12 – Para o leitor que nunca ouviu Odalheim, que tipo de experiência sonora e lírica vocês prometem? E qual é o “rito de passagem” — a faixa de estreia — que vocês recomendam?
A experiência é caótica e desoladora, nosso “caro chefe” tem sido há tempos a faixa “The Taste of Death is Blood” (presente no nosso EP), segundo o feedback de quem curte o nosso som e frequenta os eventos. Mas já tocamos algumas das músicas novas nos últimos shows e eu acho que esse rito de passagem vai mudar hahaha.
13 – Quais são os próximos passos da horda? Há novidades no horizonte?
Estamos finalizando as composições do nosso Full-lenght e logo mais entraremos em estúdio para gravá-lo e lançá-lo nos formatos físicos (CD, TAPE) e digitais.

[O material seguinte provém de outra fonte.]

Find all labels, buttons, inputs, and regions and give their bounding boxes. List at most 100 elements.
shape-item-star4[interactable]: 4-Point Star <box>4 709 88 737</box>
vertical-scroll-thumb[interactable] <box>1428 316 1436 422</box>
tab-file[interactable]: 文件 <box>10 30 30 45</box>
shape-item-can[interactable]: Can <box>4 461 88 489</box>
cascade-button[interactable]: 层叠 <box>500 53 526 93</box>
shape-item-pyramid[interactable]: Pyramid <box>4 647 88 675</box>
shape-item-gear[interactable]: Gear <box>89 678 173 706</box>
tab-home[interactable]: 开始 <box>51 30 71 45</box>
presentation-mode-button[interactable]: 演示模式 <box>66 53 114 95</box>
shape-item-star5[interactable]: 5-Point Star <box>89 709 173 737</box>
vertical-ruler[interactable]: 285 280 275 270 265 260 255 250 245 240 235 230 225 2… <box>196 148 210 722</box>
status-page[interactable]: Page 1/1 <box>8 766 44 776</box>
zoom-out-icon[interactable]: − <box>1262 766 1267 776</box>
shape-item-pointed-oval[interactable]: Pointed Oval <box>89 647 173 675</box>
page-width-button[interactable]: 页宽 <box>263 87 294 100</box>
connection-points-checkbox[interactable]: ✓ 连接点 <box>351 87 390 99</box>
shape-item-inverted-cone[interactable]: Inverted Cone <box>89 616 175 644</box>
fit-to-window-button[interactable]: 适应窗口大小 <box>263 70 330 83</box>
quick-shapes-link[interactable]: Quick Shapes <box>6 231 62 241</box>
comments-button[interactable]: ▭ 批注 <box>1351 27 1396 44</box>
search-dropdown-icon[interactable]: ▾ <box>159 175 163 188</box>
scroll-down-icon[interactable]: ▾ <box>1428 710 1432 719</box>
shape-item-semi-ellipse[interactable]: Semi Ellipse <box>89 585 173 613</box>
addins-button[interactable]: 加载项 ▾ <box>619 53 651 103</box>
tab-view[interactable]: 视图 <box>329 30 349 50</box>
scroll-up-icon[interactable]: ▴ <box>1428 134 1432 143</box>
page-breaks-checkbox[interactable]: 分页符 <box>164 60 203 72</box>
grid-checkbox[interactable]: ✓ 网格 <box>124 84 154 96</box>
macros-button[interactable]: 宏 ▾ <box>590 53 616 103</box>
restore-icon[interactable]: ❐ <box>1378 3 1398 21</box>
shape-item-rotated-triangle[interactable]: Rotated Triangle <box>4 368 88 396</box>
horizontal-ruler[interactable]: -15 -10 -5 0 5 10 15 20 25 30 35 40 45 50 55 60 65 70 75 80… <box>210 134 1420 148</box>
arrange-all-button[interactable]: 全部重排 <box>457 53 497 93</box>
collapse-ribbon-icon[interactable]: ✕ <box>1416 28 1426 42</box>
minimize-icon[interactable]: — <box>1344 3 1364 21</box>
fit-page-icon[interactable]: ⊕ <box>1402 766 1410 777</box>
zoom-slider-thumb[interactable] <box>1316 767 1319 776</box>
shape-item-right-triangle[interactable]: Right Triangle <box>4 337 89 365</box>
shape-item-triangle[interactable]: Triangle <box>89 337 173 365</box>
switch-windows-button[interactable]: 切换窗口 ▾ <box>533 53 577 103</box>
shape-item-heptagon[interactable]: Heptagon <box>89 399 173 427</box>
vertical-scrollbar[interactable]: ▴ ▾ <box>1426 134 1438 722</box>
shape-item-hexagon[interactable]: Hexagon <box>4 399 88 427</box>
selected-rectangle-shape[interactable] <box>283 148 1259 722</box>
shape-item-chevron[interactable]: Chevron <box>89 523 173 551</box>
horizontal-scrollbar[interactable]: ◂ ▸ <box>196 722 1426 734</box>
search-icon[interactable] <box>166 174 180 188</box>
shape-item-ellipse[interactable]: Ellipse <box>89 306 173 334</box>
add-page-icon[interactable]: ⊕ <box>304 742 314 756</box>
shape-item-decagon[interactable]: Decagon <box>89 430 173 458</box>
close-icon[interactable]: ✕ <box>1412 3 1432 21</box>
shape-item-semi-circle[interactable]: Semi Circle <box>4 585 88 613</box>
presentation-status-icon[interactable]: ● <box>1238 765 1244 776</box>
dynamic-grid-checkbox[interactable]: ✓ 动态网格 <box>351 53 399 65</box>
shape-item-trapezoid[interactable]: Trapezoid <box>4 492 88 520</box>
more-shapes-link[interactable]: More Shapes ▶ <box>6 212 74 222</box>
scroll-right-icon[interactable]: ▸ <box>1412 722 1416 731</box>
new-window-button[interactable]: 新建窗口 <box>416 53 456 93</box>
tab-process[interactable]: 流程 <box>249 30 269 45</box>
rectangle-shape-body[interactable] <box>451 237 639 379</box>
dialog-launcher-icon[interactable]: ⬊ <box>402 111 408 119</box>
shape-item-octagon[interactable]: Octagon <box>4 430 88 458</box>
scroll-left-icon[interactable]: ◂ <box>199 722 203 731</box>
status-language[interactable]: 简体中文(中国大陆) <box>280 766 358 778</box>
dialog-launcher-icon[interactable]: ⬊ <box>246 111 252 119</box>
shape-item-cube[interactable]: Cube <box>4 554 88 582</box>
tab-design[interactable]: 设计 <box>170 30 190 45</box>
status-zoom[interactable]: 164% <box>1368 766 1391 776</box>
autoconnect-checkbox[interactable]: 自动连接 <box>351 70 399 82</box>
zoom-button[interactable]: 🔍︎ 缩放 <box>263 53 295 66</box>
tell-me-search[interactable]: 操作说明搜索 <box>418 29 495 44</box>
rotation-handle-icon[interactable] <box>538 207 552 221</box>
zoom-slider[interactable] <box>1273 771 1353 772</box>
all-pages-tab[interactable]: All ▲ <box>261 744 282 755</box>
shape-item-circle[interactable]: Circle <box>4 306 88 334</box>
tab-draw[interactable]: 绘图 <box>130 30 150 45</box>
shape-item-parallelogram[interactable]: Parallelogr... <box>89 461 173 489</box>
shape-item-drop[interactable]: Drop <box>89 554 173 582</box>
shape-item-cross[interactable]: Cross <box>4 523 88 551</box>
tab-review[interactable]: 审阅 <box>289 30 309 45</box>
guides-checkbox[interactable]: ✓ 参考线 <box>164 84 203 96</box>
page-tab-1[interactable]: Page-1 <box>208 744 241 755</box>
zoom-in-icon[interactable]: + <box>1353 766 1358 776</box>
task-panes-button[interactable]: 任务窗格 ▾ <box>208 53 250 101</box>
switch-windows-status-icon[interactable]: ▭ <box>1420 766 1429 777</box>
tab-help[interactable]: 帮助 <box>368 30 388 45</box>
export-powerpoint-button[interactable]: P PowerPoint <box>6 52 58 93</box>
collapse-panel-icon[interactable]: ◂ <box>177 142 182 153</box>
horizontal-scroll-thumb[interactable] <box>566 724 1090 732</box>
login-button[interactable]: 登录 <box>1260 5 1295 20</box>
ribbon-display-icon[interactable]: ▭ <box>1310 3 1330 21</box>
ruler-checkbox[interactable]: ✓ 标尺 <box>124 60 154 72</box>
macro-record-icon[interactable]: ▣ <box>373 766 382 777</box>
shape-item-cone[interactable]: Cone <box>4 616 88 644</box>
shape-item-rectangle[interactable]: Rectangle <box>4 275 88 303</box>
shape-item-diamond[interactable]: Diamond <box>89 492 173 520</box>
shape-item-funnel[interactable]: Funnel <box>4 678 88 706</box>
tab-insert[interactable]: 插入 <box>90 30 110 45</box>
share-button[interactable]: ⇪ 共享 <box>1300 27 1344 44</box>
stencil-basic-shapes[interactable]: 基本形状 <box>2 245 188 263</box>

14 – Odalheim, agradecemos pelo tempo e pela franqueza em compartilhar as chamas criativas do submundo de Assú. Que a escuridão continue a inspirar seus hinos.
Nós quem somos gratos pelo espaço cedido neste veículo de extrema importância no cenário underground! Sempre é uma satisfação contribuir de alguma forma nesse submundo, esperamos que nossos hinos profanos ecoem e despertem as sensações desejadas em quem os ouve. Non Serviam!